ONSIDE: Angel investors must be beneficial partners in the business. Photo: Stockphoto

Angels work better together

Wednesday, 29 June, 2016 - 12:51

New tax incentives are aimed at encouraging angel investors and startups to build strong relationships.

The government’s tax incentives to encourage private investment in startups begin this month.

There has been a marked decline in investment since the incentives were announced in December. Not surprisingly, everyone has been waiting for the incentive to kick in. We expect the floodgates to open and business to resume as normal now.

Of course with the federal election just held, some may wait to see how things settle; but there was a lack of the usual partisan politics around innovation during the campaign. The major political parties seemed to agree that innovation is good, both agree that incentivising innovation is good.

The main points of the new incentives regime are that: 20 per cent of any investment in a startup can be claimed as a tax offset; and capital gains are not taxed on investments in startups.

The usual suspects in the finance industry can assist with more details and advice.

This leads us to the recently rebranded Perth Angels’ latest sessions on angel investing. Formerly known as WA Angel Investors, the group invited Jordan Green, founder of the Melbourne Angels, to come to Perth and talk – to share his experiences of 20-plus years of private investing in startups.

The key point Mr Green wanted to make is that angels must be beneficial partners in the business. To make any money, the business must succeed. Getting a startup to succeed is hard. Making it harder by trying to wring the best terms from the founders is a bad strategy. Early-stage investors need to be helping the founders to succeed as their primary goal.

Mr Green pointed out that the mining boom has actually been a resources construction boom. The mining industry is now entering the operational phase. The mines we’ve been busy building will now operate for the next 20 years or more.

This represents a huge opportunity for mining services companies. Innovation in those services utilising new technology will be key to unlocking value.

Mr Green also foresees the reduction in public investment. The need and opportunity for huge public investment in construction projects will recede. Private investment will become more attractive. Investors will need to create diverse portfolios, including some private investment in innovation tech.

But he was very clear about only investing a small part of the portfolio in angel deals. Early-stage startups are extremely risky.

Mr Green’s advice around choosing investments was to generally pick teams, not ideas. Ideas are unproven at the early stage, and the idea will change as the business grows. Good teams remain good regardless of what happens to the business. There are, of course, exceptions to this rule.

He emphasised that angels need an investor mindset rather than a lender mindset. Investors look at the possible rewards of an investment over the possible risks. Reward is a product of risk, and eliminating all risk also eliminates all rewards. Investors must expect some of their investments to fail, and be okay with that.

The ideal investment is one that doesn’t need lots of capital to scale; this is where tech startups shine. A relatively small investment in development can scale to tens of millions of customers.

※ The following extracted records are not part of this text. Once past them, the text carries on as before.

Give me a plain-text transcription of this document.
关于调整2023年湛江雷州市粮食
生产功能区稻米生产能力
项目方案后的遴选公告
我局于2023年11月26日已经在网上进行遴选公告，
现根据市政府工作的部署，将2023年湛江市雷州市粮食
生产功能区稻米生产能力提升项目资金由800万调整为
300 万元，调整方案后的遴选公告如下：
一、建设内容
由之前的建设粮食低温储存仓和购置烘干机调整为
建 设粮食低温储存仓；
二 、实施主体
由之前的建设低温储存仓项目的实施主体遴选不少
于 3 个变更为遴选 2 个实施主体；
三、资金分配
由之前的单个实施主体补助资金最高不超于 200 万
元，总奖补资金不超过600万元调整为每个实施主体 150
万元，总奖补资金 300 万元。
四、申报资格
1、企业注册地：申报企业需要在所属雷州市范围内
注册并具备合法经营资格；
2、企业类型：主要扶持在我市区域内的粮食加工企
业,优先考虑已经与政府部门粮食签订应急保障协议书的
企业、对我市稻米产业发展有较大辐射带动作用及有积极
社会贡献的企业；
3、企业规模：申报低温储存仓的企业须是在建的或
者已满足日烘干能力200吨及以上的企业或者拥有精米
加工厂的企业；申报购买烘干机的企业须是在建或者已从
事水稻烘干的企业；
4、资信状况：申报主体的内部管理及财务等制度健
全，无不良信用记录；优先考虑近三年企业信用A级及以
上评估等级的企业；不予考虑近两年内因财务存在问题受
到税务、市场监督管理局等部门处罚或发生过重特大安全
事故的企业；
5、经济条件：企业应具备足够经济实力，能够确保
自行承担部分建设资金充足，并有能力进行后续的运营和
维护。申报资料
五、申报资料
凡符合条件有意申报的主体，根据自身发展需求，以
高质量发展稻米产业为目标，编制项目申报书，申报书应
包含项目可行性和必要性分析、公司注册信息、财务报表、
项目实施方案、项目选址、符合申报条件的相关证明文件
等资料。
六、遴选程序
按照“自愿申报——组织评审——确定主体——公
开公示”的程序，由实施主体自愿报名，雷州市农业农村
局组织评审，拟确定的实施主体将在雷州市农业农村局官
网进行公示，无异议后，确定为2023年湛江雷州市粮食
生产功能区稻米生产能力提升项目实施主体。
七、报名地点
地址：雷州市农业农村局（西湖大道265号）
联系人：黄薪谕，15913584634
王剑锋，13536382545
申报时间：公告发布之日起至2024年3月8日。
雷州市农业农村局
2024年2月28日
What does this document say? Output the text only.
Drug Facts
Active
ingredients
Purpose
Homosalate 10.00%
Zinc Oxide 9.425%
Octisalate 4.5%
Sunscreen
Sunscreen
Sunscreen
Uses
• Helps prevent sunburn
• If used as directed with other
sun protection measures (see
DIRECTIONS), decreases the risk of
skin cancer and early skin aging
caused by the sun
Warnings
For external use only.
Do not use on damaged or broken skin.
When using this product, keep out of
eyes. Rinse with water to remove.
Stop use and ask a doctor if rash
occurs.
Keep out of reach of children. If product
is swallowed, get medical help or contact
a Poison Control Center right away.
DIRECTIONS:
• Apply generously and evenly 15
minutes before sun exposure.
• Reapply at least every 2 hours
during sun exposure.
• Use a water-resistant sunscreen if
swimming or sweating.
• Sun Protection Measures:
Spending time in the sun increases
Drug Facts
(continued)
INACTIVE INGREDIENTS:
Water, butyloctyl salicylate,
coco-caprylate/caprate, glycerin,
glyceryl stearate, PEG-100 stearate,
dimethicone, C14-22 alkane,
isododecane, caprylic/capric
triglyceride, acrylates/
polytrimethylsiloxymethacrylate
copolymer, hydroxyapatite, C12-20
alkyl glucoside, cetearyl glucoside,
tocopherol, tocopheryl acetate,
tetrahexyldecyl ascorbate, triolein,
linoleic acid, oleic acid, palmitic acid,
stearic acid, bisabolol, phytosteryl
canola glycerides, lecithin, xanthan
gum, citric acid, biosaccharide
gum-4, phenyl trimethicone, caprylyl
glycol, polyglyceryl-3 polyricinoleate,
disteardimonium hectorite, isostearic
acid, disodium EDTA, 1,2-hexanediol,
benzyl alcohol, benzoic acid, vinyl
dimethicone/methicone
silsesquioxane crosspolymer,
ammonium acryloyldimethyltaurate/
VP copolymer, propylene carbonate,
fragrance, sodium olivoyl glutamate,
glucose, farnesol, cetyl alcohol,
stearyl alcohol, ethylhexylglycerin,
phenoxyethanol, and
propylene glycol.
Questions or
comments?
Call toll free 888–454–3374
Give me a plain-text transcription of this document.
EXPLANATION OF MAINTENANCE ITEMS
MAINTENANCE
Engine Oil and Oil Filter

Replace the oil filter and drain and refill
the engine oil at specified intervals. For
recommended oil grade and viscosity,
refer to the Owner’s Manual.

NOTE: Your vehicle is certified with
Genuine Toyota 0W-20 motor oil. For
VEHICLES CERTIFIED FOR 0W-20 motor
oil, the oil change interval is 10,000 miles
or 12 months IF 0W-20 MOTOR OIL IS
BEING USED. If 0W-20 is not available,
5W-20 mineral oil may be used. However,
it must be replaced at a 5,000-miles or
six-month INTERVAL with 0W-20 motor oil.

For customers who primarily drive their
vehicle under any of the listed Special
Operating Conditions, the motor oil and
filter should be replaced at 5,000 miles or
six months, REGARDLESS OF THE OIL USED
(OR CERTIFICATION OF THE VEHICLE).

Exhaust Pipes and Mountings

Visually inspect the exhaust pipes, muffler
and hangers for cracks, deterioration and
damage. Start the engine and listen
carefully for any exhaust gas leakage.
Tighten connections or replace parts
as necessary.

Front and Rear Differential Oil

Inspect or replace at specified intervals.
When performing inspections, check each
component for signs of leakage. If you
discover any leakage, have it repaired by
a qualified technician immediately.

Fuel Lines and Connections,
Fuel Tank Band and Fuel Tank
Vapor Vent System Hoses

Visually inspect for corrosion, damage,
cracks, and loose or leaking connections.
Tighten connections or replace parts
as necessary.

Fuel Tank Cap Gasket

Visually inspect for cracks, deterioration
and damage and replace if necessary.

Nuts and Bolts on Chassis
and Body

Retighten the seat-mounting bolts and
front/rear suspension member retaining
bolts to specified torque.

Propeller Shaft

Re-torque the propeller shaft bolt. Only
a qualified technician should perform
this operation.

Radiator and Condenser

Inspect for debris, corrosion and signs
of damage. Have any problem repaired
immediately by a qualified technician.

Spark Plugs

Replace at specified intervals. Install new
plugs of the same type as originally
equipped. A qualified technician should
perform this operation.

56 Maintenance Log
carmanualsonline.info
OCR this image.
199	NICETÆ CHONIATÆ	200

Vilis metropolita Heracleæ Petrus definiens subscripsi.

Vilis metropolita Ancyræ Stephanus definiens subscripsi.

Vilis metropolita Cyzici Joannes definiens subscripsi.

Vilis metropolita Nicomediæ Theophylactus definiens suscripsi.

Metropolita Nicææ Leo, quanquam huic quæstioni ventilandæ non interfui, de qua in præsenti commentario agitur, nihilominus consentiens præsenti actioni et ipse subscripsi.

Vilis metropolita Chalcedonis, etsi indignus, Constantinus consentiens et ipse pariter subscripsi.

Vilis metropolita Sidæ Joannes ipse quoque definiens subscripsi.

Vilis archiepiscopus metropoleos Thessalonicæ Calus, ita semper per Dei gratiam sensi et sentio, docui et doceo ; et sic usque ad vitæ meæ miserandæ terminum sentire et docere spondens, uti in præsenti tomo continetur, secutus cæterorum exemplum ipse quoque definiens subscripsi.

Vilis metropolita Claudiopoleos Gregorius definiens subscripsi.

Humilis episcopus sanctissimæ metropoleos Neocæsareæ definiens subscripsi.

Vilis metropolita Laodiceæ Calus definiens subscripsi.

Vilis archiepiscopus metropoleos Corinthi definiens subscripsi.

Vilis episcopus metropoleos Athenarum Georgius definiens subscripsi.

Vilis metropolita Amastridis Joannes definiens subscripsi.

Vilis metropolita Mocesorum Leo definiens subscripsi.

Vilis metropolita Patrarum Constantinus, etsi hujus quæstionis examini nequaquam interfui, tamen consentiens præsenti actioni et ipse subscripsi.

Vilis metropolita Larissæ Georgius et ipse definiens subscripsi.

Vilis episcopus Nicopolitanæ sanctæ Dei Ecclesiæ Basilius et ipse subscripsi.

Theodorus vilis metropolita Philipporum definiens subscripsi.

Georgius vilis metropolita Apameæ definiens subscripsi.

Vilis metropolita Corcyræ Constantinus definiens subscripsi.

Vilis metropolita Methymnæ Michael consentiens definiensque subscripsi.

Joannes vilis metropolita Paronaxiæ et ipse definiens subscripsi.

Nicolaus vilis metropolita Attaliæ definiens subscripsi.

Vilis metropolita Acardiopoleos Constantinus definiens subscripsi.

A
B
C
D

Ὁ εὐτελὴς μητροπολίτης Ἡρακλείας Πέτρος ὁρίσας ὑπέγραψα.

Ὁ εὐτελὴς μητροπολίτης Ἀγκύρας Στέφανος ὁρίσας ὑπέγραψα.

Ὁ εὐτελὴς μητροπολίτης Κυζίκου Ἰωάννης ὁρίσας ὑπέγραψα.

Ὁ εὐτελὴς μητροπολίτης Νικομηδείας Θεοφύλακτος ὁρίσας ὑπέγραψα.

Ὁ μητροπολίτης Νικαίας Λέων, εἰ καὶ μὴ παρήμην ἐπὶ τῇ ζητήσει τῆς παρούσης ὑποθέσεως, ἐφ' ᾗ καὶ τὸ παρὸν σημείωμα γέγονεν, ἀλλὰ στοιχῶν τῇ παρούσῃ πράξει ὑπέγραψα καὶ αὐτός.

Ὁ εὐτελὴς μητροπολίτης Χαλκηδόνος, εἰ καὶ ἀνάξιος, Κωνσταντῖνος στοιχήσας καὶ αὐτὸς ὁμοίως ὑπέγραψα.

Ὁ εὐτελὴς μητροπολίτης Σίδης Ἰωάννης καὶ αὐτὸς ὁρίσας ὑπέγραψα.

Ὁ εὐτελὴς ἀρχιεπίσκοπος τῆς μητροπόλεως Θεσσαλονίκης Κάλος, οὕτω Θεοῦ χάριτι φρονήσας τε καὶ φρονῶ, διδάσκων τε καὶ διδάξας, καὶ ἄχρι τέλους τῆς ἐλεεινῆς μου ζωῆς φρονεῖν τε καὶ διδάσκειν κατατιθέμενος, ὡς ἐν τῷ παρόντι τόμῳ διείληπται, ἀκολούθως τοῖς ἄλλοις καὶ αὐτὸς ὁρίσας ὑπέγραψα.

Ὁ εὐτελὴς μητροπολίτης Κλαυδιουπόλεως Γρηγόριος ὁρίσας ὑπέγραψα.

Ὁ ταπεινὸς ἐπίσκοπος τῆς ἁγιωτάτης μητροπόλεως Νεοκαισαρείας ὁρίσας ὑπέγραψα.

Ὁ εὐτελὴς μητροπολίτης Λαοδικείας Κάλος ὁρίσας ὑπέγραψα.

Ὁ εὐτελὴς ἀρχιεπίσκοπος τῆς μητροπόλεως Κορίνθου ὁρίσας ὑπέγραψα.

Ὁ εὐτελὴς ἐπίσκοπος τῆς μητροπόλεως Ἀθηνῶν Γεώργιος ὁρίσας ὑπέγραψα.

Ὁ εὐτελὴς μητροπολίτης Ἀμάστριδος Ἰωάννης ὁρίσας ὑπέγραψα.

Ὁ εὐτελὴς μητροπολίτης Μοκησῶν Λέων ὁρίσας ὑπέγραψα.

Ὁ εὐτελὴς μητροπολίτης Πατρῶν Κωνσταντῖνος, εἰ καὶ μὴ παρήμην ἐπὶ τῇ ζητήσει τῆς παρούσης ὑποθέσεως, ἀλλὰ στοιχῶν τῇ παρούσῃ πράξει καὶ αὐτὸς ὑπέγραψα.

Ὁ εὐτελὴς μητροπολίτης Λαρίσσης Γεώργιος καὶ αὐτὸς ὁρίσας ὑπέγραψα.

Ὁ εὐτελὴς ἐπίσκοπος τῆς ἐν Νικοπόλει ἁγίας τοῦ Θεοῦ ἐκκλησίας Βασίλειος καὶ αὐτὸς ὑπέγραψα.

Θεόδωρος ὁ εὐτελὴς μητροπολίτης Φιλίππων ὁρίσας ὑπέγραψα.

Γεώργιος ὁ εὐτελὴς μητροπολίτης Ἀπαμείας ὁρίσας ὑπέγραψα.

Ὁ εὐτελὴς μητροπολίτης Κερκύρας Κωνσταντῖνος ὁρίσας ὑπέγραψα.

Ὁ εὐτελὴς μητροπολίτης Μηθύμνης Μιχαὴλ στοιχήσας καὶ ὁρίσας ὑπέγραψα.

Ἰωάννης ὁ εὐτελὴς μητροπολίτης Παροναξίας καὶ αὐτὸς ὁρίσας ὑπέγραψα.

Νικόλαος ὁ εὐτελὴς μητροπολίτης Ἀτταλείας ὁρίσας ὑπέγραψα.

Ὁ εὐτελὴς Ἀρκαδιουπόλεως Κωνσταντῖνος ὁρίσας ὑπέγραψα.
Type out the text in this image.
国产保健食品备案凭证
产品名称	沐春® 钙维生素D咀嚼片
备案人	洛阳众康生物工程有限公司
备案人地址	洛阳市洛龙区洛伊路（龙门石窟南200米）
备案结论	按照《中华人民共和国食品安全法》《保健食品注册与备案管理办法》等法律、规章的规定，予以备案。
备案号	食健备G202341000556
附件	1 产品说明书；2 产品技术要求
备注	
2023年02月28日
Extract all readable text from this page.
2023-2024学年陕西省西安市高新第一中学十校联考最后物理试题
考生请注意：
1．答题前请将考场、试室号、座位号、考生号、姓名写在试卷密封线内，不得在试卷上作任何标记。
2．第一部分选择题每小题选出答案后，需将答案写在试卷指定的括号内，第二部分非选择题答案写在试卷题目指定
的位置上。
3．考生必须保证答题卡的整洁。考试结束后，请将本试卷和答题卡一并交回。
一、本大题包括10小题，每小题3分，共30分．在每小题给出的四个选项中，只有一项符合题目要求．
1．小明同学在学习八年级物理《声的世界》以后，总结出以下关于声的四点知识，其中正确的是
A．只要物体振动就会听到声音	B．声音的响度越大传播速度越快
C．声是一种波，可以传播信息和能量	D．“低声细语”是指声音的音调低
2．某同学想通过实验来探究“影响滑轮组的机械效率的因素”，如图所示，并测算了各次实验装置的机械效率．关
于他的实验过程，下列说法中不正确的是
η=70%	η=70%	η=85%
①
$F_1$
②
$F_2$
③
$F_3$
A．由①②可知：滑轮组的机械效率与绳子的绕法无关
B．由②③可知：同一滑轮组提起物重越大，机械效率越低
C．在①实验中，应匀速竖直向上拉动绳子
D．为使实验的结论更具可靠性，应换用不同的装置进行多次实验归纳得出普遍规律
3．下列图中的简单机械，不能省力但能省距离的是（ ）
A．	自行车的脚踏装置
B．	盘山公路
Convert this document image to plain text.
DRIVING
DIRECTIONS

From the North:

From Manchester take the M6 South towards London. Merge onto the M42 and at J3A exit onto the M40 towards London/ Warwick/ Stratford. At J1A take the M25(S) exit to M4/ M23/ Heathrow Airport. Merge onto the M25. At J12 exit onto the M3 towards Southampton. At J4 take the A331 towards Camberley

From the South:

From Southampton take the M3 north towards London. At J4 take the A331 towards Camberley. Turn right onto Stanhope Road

Angels should aim for solid trade sales as exits. IPOs are not actually exits for angels. A trade sale gives the angel a clean exit with maximum value.

Mr Green’s firm opinion was that he would prefer five solid trade sales at $20 million each than one unicorn at $200 million. Unicorns are hard to find and unreliable.

The ideal angel investment deal looks like a small tech company with a great team that aims to achieve a trade sale. There are definitely some startups that look like this being forced to go east to find money. The opportunities are real.

To stand the best chance of finding such deals, angels need to group up. The amount of time required to screen startups and do the administrative work involved is huge. Spreading this between a whole group of angels makes the load lighter on everyone.

The group is more likely to find the best deals. And having other people able to spot problems and give a different perspective is gold.

The Perth Angels group is becoming more active in the startup community, taking a more pro-active attitude and actively seeking deals to make.

Hopefully the new incentives will bring more investors into the fold, and fewer Perth startups will be forced to go east to get funding.